Modeling Unsteady Cavitation and Dynamic Loads in Turbopumps
- Friday, 27 February 2009
Magnitudes and frequencies of cavitation-instability-induced loads can be estimated.
A computational fluid dynamics (CFD) model that includes representations of effects of unsteady cavitation and associated dynamic loads has been developed to increase the accuracy of simulations of the performances of turbopumps. Although the model was originally intended to serve as a means of analyzing preliminary designs of turbopumps that supply cryogenic propellant liquids to rocket engines, the model could also be applied to turbopumping of other liquids: this can be considered to have been already demonstrated, in that the validation of the model was performed by comparing results of simulations performed by use of the model with results of subscale experiments in water.
The need for this or a similar model arises as follows: Cavitation instabilities in a turbopump are generated as inlet pressure drops and vapor cavities grow on inducer blades, eventually becoming unsteady. The unsteady vapor cavities lead to rotation cavitation, in which the cavities detach from the blades and become part of a fluid mass that rotates relative to the inducer, thereby generating a fluctuating load. Other instabilities (e.g., surge instabilities) can couple with cavitation instabilities, thereby compounding the deleterious effects of unsteadiness on other components of the fluid-handling system of which the turbopump is a part and thereby, further, adversely affecting the mechanical integrity and safety of the system.

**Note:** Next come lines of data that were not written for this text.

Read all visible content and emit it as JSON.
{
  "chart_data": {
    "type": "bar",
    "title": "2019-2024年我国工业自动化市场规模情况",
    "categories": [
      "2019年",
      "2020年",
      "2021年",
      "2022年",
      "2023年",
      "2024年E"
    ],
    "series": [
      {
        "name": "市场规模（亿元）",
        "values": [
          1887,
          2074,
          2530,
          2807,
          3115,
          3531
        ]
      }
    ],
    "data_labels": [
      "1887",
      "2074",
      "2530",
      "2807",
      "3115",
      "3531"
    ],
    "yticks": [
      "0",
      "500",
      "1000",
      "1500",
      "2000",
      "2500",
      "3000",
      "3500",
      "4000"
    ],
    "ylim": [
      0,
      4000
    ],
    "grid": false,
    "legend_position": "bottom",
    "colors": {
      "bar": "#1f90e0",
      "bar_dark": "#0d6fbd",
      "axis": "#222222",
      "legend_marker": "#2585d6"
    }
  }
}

Therefore, an ability to predict cavitation-instability-induced dynamic pressure loads on the blades, the shaft, and other pump parts would be valuable in helping to quantify safe margins of inducer operation and in contributing to understanding of design compromises. Prior CFD models do not afford this ability. Heretofore, the primary parameter used in quantifying cavitation performance of a turbopump inducer has been the critical suction specific speed at which head breakdown occurs. This parameter is a mean quantity calculated on the basis of assumed steady-state operation of the inducer; it does not account for dynamic pressure loads associated with unsteady flow caused by instabilities. Because cavitation instabilities occur well before mean breakdown in inducers, engineers have, until now, found it necessary to use conservative factors of safety when analyzing the results of numerical simulations of flows in turbopumps.
The model has been implemented within CRUNCH CFD, which is a proprietary CFD computer program that has been extensively tested and validated for predicting mean pump performances. The provision of the capability to simulate cavitation instabilities involved two major enhancements of CRUNCH CFD: (1) incorporation of a capability to model the varying properties of real cryogenic fluids in the presence of cavitation and (2) development of more-sophisticated physical submodels that, in comparison with corresponding prior models, represent more accurately the rates at which vapors are created or condensed back to liquids.
The model has been demonstrated to provide accurate estimates of the magnitudes and frequencies of unsteady pressure loads on inducer blades. The model has also been demonstrated to enable estimation of loads on pump shafts and bearings. The ability to estimate these loads is important because (1) it is difficult to measure such loads in experiments and (2) a high load on a shaft can cause an inducer to rub against the shroud that houses the pump and, in the worst case, can result in seizing or in failure of the shaft.